Sometimes it looks like having the courage to look at our faces in the mirror, exactly as we are. No matter how scary that might be.
I think that’s the evidence of our seedling of champion-ship. We all have it. That potential to go forward even when it doesn’t feel good — and especially when it feels impossible.
Working with my trainer has brought me to absolute tears, and breathless (recovering asthma sufferer, yessir I am), and sweaty, and sick-feeling, and angry, and wickedly sore. I’ve wailed and shouted and moaned so loud that my neighbors have thought my trainer was my sadistic lover. I’ve been so out of breath that I can’t wipe my own sweat from draining into my mouth. Ew.
I’ve felt like “there’s no flippin’ way I can keep going. No. Flipshittin’. Way.”
And then I’d keep going.
Through all of this, I noticed a mental and bodily transformation that astounded me.
I understood the power of telling myself that I could do it.
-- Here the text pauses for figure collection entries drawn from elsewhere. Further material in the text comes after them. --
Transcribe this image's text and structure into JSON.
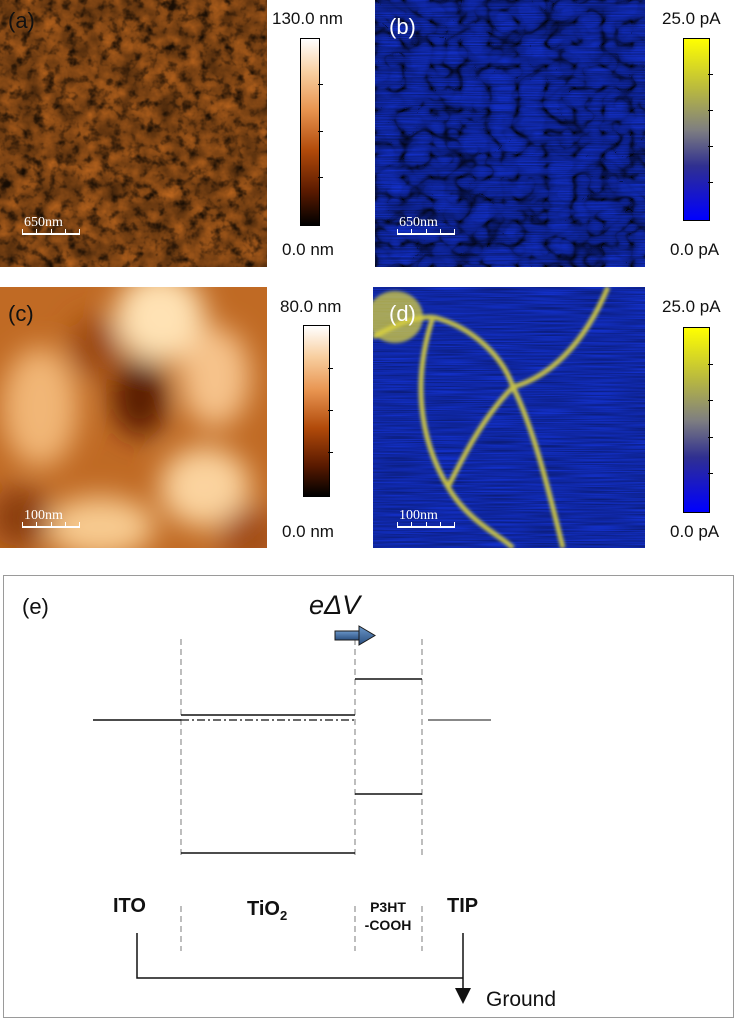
{
  "panels": {
    "a": {
      "label": "(a)",
      "scale_bar": "650nm",
      "colorbar": {
        "max": "130.0 nm",
        "min": "0.0 nm"
      }
    },
    "b": {
      "label": "(b)",
      "scale_bar": "650nm",
      "colorbar": {
        "max": "25.0 pA",
        "min": "0.0 pA"
      }
    },
    "c": {
      "label": "(c)",
      "scale_bar": "100nm",
      "colorbar": {
        "max": "80.0 nm",
        "min": "0.0 nm"
      }
    },
    "d": {
      "label": "(d)",
      "scale_bar": "100nm",
      "colorbar": {
        "max": "25.0 pA",
        "min": "0.0 pA"
      }
    }
  },
  "colors": {
    "height_map": [
      "#1a0500",
      "#7a2a00",
      "#c8661a",
      "#f0b27a",
      "#fdf6ec"
    ],
    "current_map": [
      "#0c1fd6",
      "#7f7f80",
      "#ffff00"
    ]
  },
  "diagram_e": {
    "label": "(e)",
    "energy_label": "eΔV",
    "layers": {
      "ito": "ITO",
      "tio2": "TiO",
      "tio2_subscript": "2",
      "p3ht_line1": "P3HT",
      "p3ht_line2": "-COOH",
      "tip": "TIP"
    },
    "ground": "Ground"
  }
}
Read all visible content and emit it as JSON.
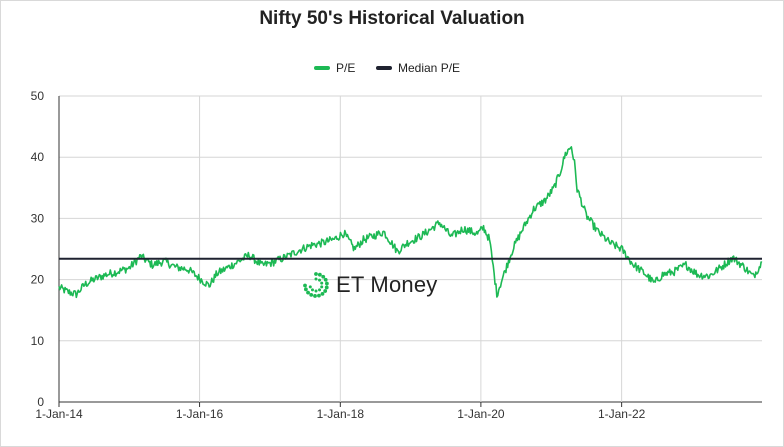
{
  "chart_data": {
    "type": "line",
    "title": "Nifty 50's Historical Valuation",
    "xlabel": "",
    "ylabel": "",
    "ylim": [
      0,
      50
    ],
    "yticks": [
      0,
      10,
      20,
      30,
      40,
      50
    ],
    "xlim": [
      "2014-01-01",
      "2023-12-31"
    ],
    "xticks": [
      {
        "date": "2014-01-01",
        "label": "1-Jan-14"
      },
      {
        "date": "2016-01-01",
        "label": "1-Jan-16"
      },
      {
        "date": "2018-01-01",
        "label": "1-Jan-18"
      },
      {
        "date": "2020-01-01",
        "label": "1-Jan-20"
      },
      {
        "date": "2022-01-01",
        "label": "1-Jan-22"
      }
    ],
    "grid": true,
    "legend_position": "top",
    "series": [
      {
        "name": "P/E",
        "color": "#1db954",
        "points": [
          [
            "2014-01-01",
            18.7
          ],
          [
            "2014-02-15",
            18.0
          ],
          [
            "2014-04-01",
            17.6
          ],
          [
            "2014-05-15",
            19.2
          ],
          [
            "2014-07-01",
            20.0
          ],
          [
            "2014-09-01",
            20.8
          ],
          [
            "2014-11-01",
            21.3
          ],
          [
            "2015-01-01",
            21.9
          ],
          [
            "2015-03-01",
            23.8
          ],
          [
            "2015-05-01",
            22.4
          ],
          [
            "2015-07-01",
            23.0
          ],
          [
            "2015-09-01",
            22.0
          ],
          [
            "2015-11-01",
            21.7
          ],
          [
            "2016-01-01",
            20.2
          ],
          [
            "2016-02-20",
            19.0
          ],
          [
            "2016-04-01",
            21.0
          ],
          [
            "2016-07-01",
            22.6
          ],
          [
            "2016-09-15",
            24.0
          ],
          [
            "2016-11-20",
            22.3
          ],
          [
            "2017-01-15",
            22.8
          ],
          [
            "2017-04-01",
            23.8
          ],
          [
            "2017-06-01",
            24.8
          ],
          [
            "2017-08-01",
            25.6
          ],
          [
            "2017-10-01",
            26.0
          ],
          [
            "2017-12-01",
            26.6
          ],
          [
            "2018-01-20",
            27.6
          ],
          [
            "2018-03-15",
            25.0
          ],
          [
            "2018-05-01",
            26.5
          ],
          [
            "2018-08-15",
            27.8
          ],
          [
            "2018-10-25",
            24.6
          ],
          [
            "2018-12-15",
            26.0
          ],
          [
            "2019-03-01",
            27.2
          ],
          [
            "2019-06-01",
            29.3
          ],
          [
            "2019-08-01",
            27.0
          ],
          [
            "2019-10-01",
            28.3
          ],
          [
            "2019-12-15",
            27.5
          ],
          [
            "2020-01-15",
            28.5
          ],
          [
            "2020-02-15",
            26.5
          ],
          [
            "2020-03-24",
            17.6
          ],
          [
            "2020-05-01",
            21.0
          ],
          [
            "2020-06-15",
            25.0
          ],
          [
            "2020-08-01",
            28.0
          ],
          [
            "2020-10-01",
            31.5
          ],
          [
            "2020-12-01",
            33.0
          ],
          [
            "2021-01-15",
            35.0
          ],
          [
            "2021-02-15",
            37.5
          ],
          [
            "2021-03-15",
            40.5
          ],
          [
            "2021-04-15",
            41.8
          ],
          [
            "2021-05-01",
            39.0
          ],
          [
            "2021-05-15",
            34.8
          ],
          [
            "2021-07-01",
            30.5
          ],
          [
            "2021-09-01",
            27.8
          ],
          [
            "2021-11-01",
            26.0
          ],
          [
            "2022-01-01",
            25.0
          ],
          [
            "2022-03-01",
            22.5
          ],
          [
            "2022-05-01",
            21.0
          ],
          [
            "2022-06-20",
            19.4
          ],
          [
            "2022-08-01",
            20.8
          ],
          [
            "2022-10-01",
            21.3
          ],
          [
            "2022-12-01",
            22.4
          ],
          [
            "2023-02-01",
            20.8
          ],
          [
            "2023-04-01",
            20.6
          ],
          [
            "2023-06-01",
            22.0
          ],
          [
            "2023-08-01",
            23.6
          ],
          [
            "2023-10-01",
            22.0
          ],
          [
            "2023-11-15",
            20.5
          ],
          [
            "2023-12-31",
            22.8
          ]
        ]
      },
      {
        "name": "Median P/E",
        "color": "#1f2230",
        "value": 23.4
      }
    ]
  },
  "watermark": {
    "text": "ET Money",
    "color": "#1db954"
  }
}
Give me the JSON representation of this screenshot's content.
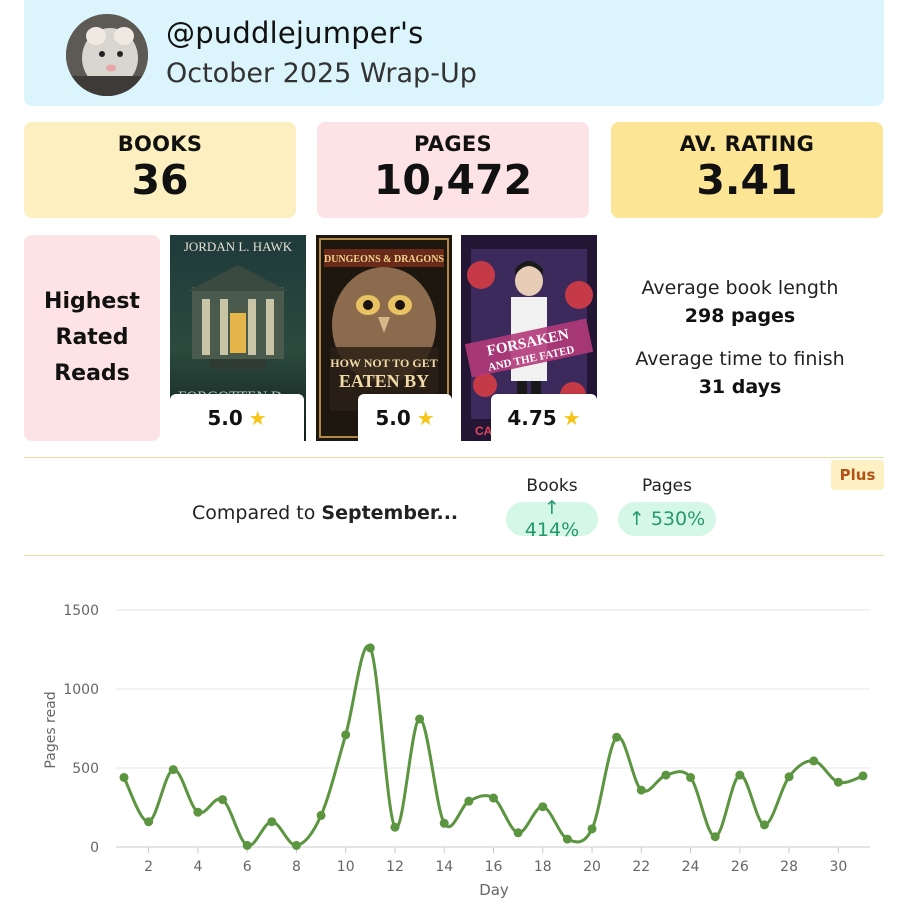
{
  "header": {
    "username": "@puddlejumper's",
    "subtitle": "October 2025 Wrap-Up"
  },
  "stats": {
    "books_label": "BOOKS",
    "books_value": "36",
    "pages_label": "PAGES",
    "pages_value": "10,472",
    "rating_label": "AV. RATING",
    "rating_value": "3.41"
  },
  "highest_rated": {
    "title_line1": "Highest",
    "title_line2": "Rated",
    "title_line3": "Reads",
    "books": [
      {
        "cover_author": "JORDAN L. HAWK",
        "cover_title": "FORGOTTEN D",
        "rating": "5.0"
      },
      {
        "cover_brand": "DUNGEONS & DRAGONS",
        "cover_title_1": "HOW NOT TO GET",
        "cover_title_2": "EATEN BY",
        "rating": "5.0"
      },
      {
        "cover_title_1": "FORSAKEN",
        "cover_title_2": "AND THE FATED",
        "cover_author": "CA",
        "rating": "4.75"
      }
    ]
  },
  "averages": {
    "length_label": "Average book length",
    "length_value": "298 pages",
    "time_label": "Average time to finish",
    "time_value": "31 days"
  },
  "comparison": {
    "plus_badge": "Plus",
    "compared_prefix": "Compared to ",
    "compared_month": "September...",
    "books_label": "Books",
    "books_change": "↑ 414%",
    "pages_label": "Pages",
    "pages_change": "↑ 530%"
  },
  "chart_data": {
    "type": "line",
    "xlabel": "Day",
    "ylabel": "Pages read",
    "xlim": [
      1,
      31
    ],
    "ylim": [
      0,
      1500
    ],
    "yticks": [
      0,
      500,
      1000,
      1500
    ],
    "xticks": [
      2,
      4,
      6,
      8,
      10,
      12,
      14,
      16,
      18,
      20,
      22,
      24,
      26,
      28,
      30
    ],
    "grid": true,
    "legend": "none",
    "color": "#5b9540",
    "x": [
      1,
      2,
      3,
      4,
      5,
      6,
      7,
      8,
      9,
      10,
      11,
      12,
      13,
      14,
      15,
      16,
      17,
      18,
      19,
      20,
      21,
      22,
      23,
      24,
      25,
      26,
      27,
      28,
      29,
      30,
      31
    ],
    "series": [
      {
        "values": [
          440,
          160,
          490,
          220,
          300,
          10,
          160,
          10,
          200,
          710,
          1260,
          125,
          810,
          150,
          290,
          310,
          90,
          255,
          50,
          115,
          695,
          360,
          455,
          440,
          65,
          455,
          140,
          445,
          545,
          410,
          450
        ]
      }
    ]
  }
}
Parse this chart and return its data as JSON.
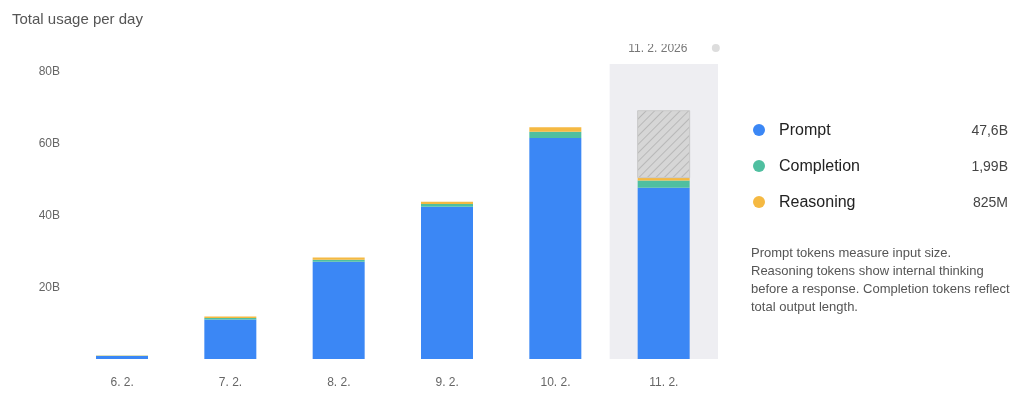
{
  "chart_data": {
    "type": "bar",
    "title": "Total usage per day",
    "stacked": true,
    "categories": [
      "6. 2.",
      "7. 2.",
      "8. 2.",
      "9. 2.",
      "10. 2.",
      "11. 2."
    ],
    "series": [
      {
        "name": "Prompt",
        "color": "#3b87f5",
        "values": [
          0.8,
          11.0,
          27.0,
          42.3,
          61.4,
          47.6
        ]
      },
      {
        "name": "Completion",
        "color": "#4fbfa0",
        "values": [
          0.1,
          0.4,
          0.6,
          0.8,
          1.8,
          1.99
        ]
      },
      {
        "name": "Reasoning",
        "color": "#f5b942",
        "values": [
          0.1,
          0.4,
          0.6,
          0.6,
          1.2,
          0.825
        ]
      },
      {
        "color": "#c8c8c8",
        "values": [
          null,
          null,
          null,
          null,
          null,
          18.6
        ]
      }
    ],
    "ylim": [
      0,
      82
    ],
    "yticks": [
      {
        "value": 20,
        "label": "20B"
      },
      {
        "value": 40,
        "label": "40B"
      },
      {
        "value": 60,
        "label": "60B"
      },
      {
        "value": 80,
        "label": "80B"
      }
    ],
    "bands": [
      {
        "axis": "x",
        "from": "11. 2.",
        "to": "11. 2.",
        "label": "11. 2. 2026",
        "color": "#eeeef2"
      }
    ],
    "legend": "right",
    "annotations": [
      "47,6B",
      "1,99B",
      "825M",
      "Prompt tokens measure input size. Reasoning tokens show internal thinking before a response. Completion tokens reflect total output length."
    ]
  }
}
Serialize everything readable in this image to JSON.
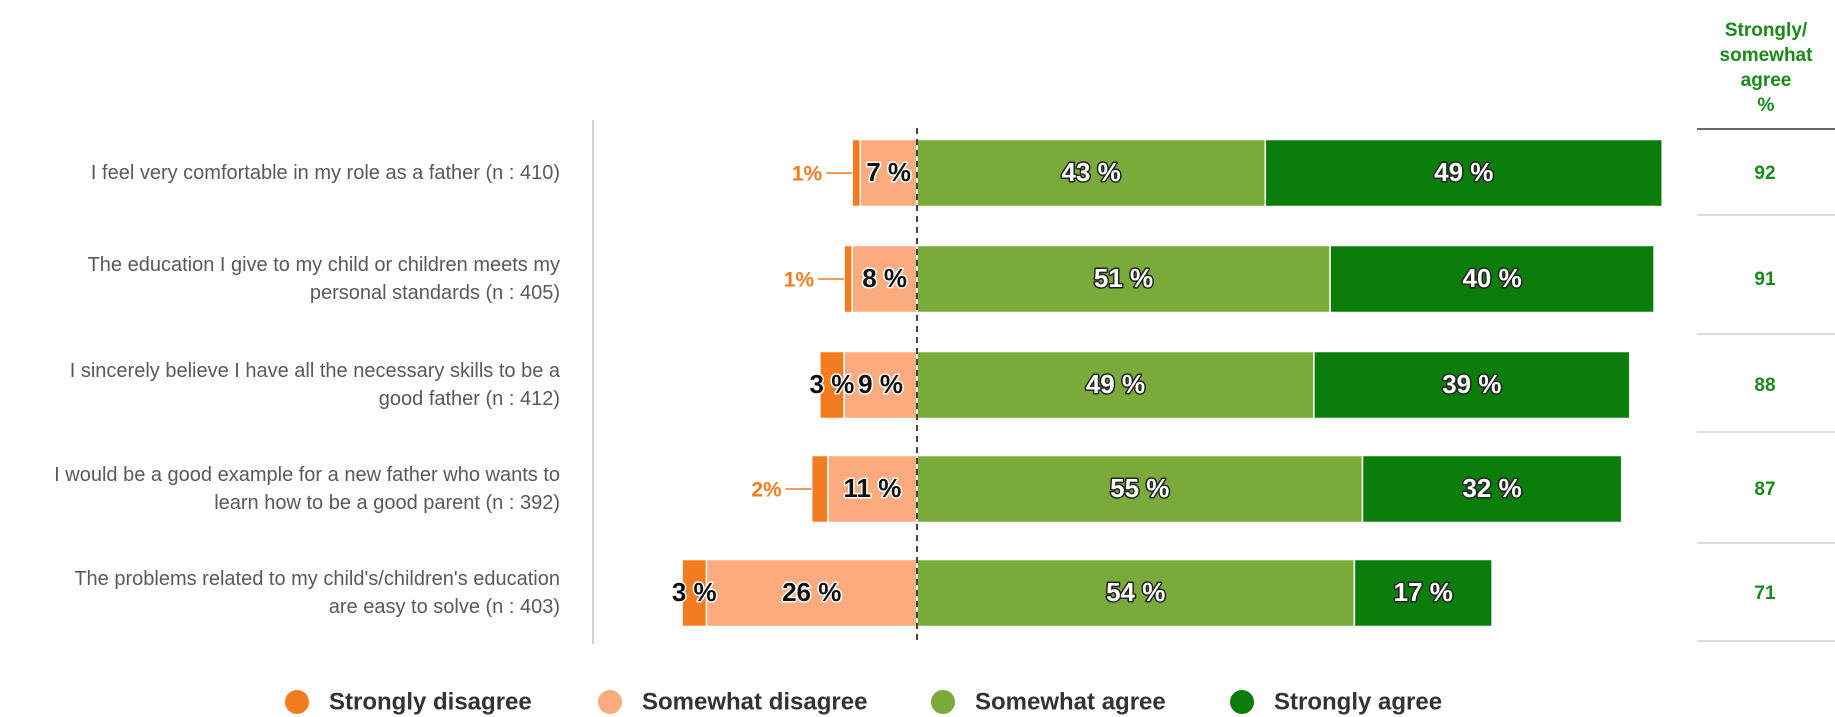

That I could do 100 burpees in a session. That I could do tabata after tabata.
I never know what my trainer is going to hand me.
I just kind of land into each session and trust that I’ll get through it.
When Julia was up in the tree, she said there were times of such deep desperation that all she could do was fall down on her knees and pray to God — that Great Spirit that runs through everything and everyone as energy and fire and passion and surrender— for strength.
Amongst other gifts, I think she was infused with the humility to ask for help. Help with that commitment – the enormity of which she couldn’t have known she was signing up for.
This week, I finally walk around my apartment with only minimal/no discomfort.
For me, this is remarkable.
I think it’s because I consistently ask for help with my commitment. (Because for this little wild child, commitment doesn’t always come so easily.) And c’mon, we all know we can’t go through this life on our own.
I just wake up everyday with that seedling of champion-ship, and ask for help, and show up.
And I just wanted to remind you — star creature that you are — that you’ve got that seedling too.
And that one step at time, we can all become champions.
P.S. I wrote this a day before Clinton’s “champion themed” presidential announcement came out. Scout’s honor. I guess championship is running around the collective conscious brain.
P.P.S I’m fully aware that I’ve used “champion-ship” (it’s not a recognized word) as a noun, and a verb, and possibly even an adjective in this piece. It’s deliberate. When you know the rules, it’s a blast to break them.